More concretely, suppose I want to check if 9 is prime. A call to isPrime 9 causes the following to happen:

  • The takeWhile in isPrime will take all numbers from primes that are less than or equal to 3.

  • The language will compute values for primes by running each integer through isPrime, and will do this while those values are less than or equal to 3.
  • isPrime 1 will fail, isPrime 2 will pass, and isPrime 3...

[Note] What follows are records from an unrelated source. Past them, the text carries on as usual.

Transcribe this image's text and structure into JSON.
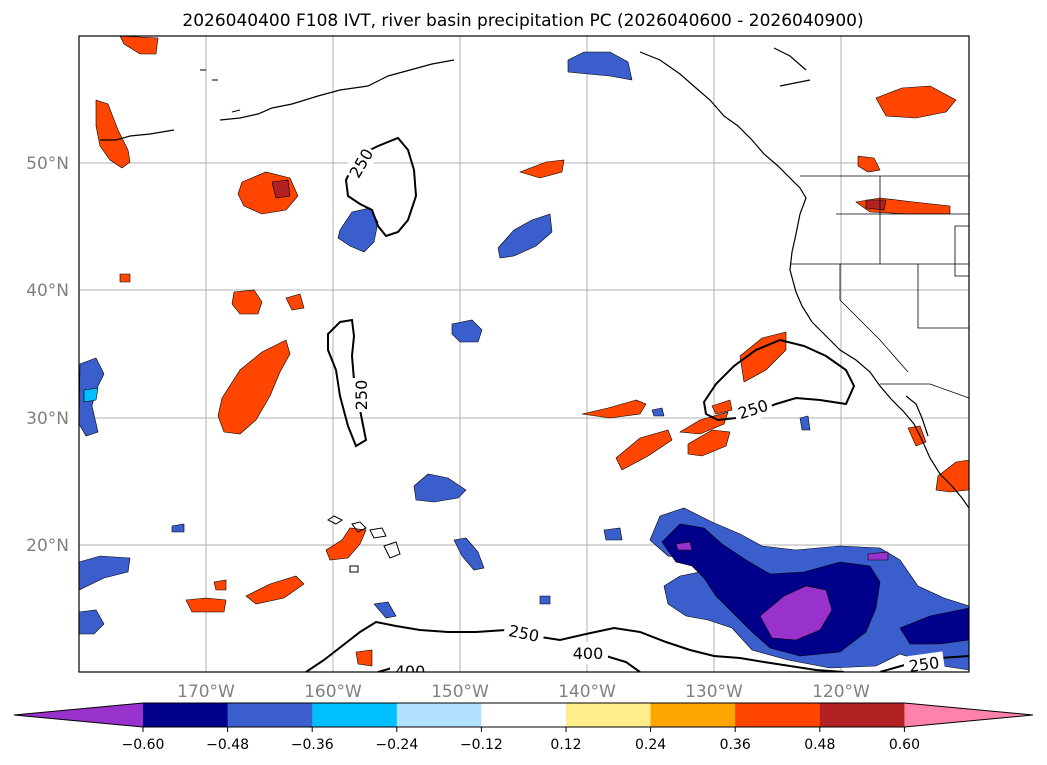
{
  "title": "2026040400 F108 IVT, river basin precipitation PC (2026040600 - 2026040900)",
  "map": {
    "lat_labels": [
      "50°N",
      "40°N",
      "30°N",
      "20°N"
    ],
    "lon_labels": [
      "170°W",
      "160°W",
      "150°W",
      "140°W",
      "130°W",
      "120°W"
    ],
    "extent": {
      "lon": [
        -180,
        -110
      ],
      "lat": [
        10,
        60
      ]
    },
    "gridlines": true,
    "ivt_contours": {
      "levels": [
        250,
        400
      ],
      "labels": [
        "250",
        "250",
        "250",
        "250",
        "400",
        "400",
        "250"
      ]
    }
  },
  "colorbar": {
    "ticks": [
      "−0.60",
      "−0.48",
      "−0.36",
      "−0.24",
      "−0.12",
      "0.12",
      "0.24",
      "0.36",
      "0.48",
      "0.60"
    ],
    "colors": [
      "#9932CC",
      "#00008B",
      "#3A5FCD",
      "#00BFFF",
      "#B0E2FF",
      "#FFFFFF",
      "#FFEC8B",
      "#FFA500",
      "#FF4500",
      "#B22222",
      "#FF82AB"
    ]
  }
}
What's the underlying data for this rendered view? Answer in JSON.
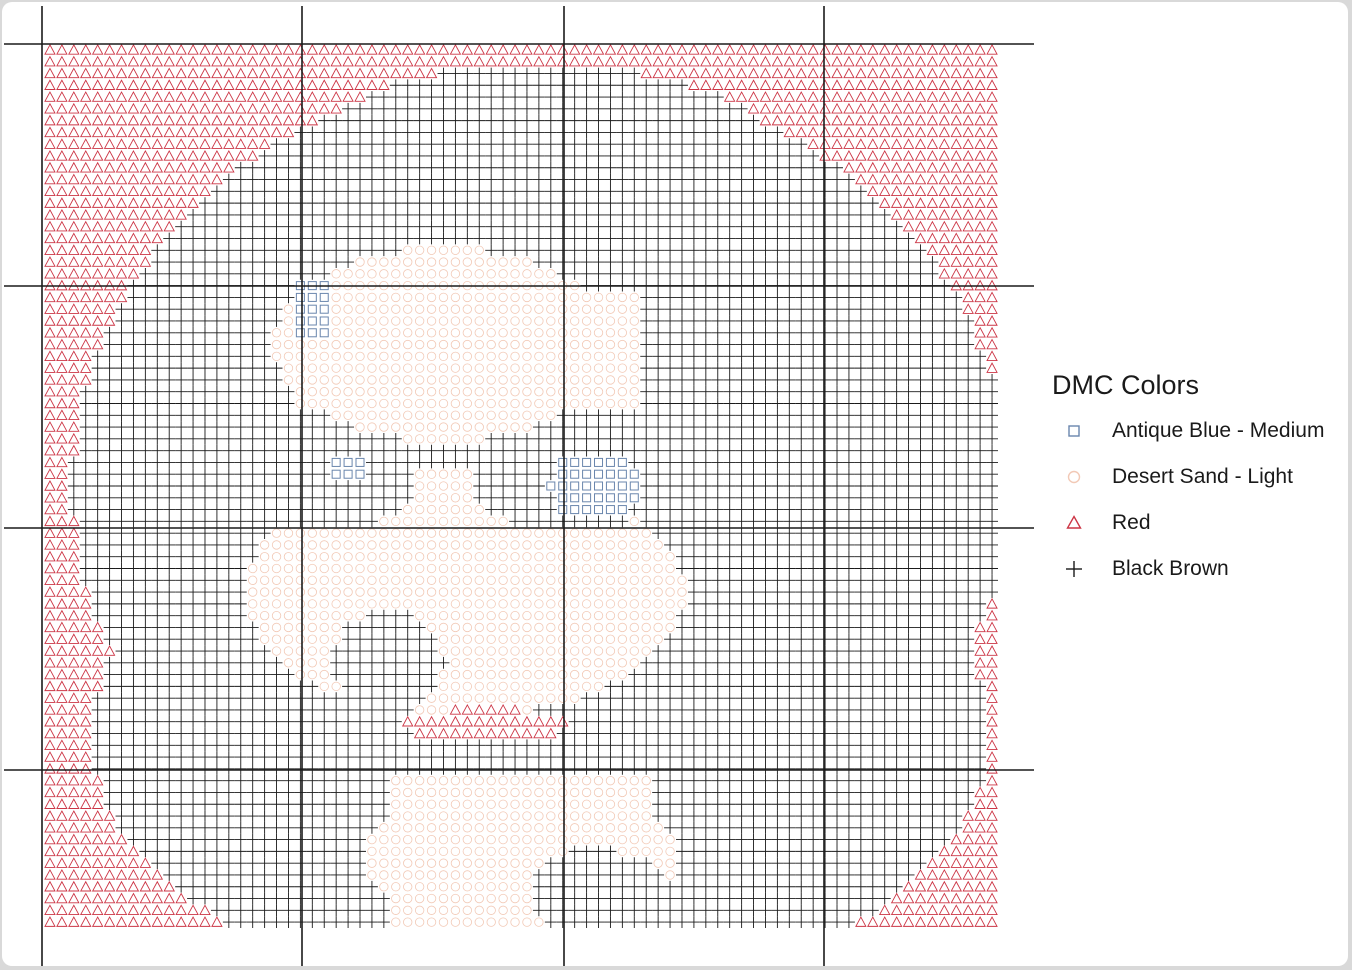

  • ... we're not sure, so we repeat the steps above for all numbers in primes less than the square root of three. This gives us the empty list, which by definition of isPrime tells us 3 is prime.

  • We return this result, and stop taking values from primes since this is less than or equal to 3. We divide 9 by 3. This fails the predicate, so 9 is not prime.


Next to shell languages, Haskell is the only language I can think of in wide use (if you consider Haskell in wide use...) that employs laziness by default, and it allows you a powerful abstraction like this. The laziness allows us to define the list of all primes to be used freely in the code as any other list, the program will only calculate as many primes as it needs, and it can calculate arbitrarily many primes. Furthermore, the primes are comparatively fast to compute, since there are no 'wasted' divisibility tests.

---

And so I solved a number of Project Euler problems in Haskell just so I can use this facility. That being said, the speed of the language itself left me wanting, so I ported a somewhat similar abstraction to C. We'll do this in the opposite order, first defining an isPrime:

BOOL
isPrime(int num)
{
  int curr_prime, index = 0;
  double limit = sqrt(num);
  while ((curr_prime = takePrime(&index)) <= limit) {
    if (num % curr_prime == 0) return FALSE;
  }
  return TRUE;
}

This relies on a takePrime function, which can be called continuously to fetch the next prime from an index value. It looks like:

unsigned int
takePrime(int* indx)
{
  unsigned int val = prime_ptr[*indx];
  if (val != UNCOMPUTED) {
    ++(*indx);
    return val;
  }
  else {
    unsigned int last_prime = prime_ptr[(*indx)-1];
    unsigned int next_prime;
    for (next_prime = last_prime + 1; ; ++next_prime){
      if (isPrime(next_prime)) break;
    }
    prime_ptr[*indx] = next_prime;
    ++(*indx);
    return next_prime;
  }
}

Where prime_ptr is an array of integers, memset to some value UNCOMPUTED (I've left out most of the header information, as well as the init() and finished() calls that make this all work).

This takePrime preserves previously computed values (this is the purpose of the first condition), so if you ever need to check the i-th index of a value you've already computed, you simply return it. Otherwise, you take the last value you've computed previously, and increment all integers above it until you find your next prime. When you do, store it in the array and return it.

The C abstraction has a number of shortcomings over the Haskell version; namely, you can't pass in an arbitrary index and receive a prime number (last_prime only checks the prime immediately behind the one you are trying to compute. If you've only computed 6 primes and you ask for the 9th, you Segfault). You also lose the list abstraction (prime_ptr is static and this set of functions is #included, so I choose not to 'export' it), and you can't calculate arbitrarily many primes (the array has a fixed size).

All that being said, changes to correct those are pretty easy to implement; I've never needed them. But this allowed me to brute-force a few problems that might have had more elegant solutions. While I hate on C pretty frequently, gcc/g++ produce some pretty slick executables.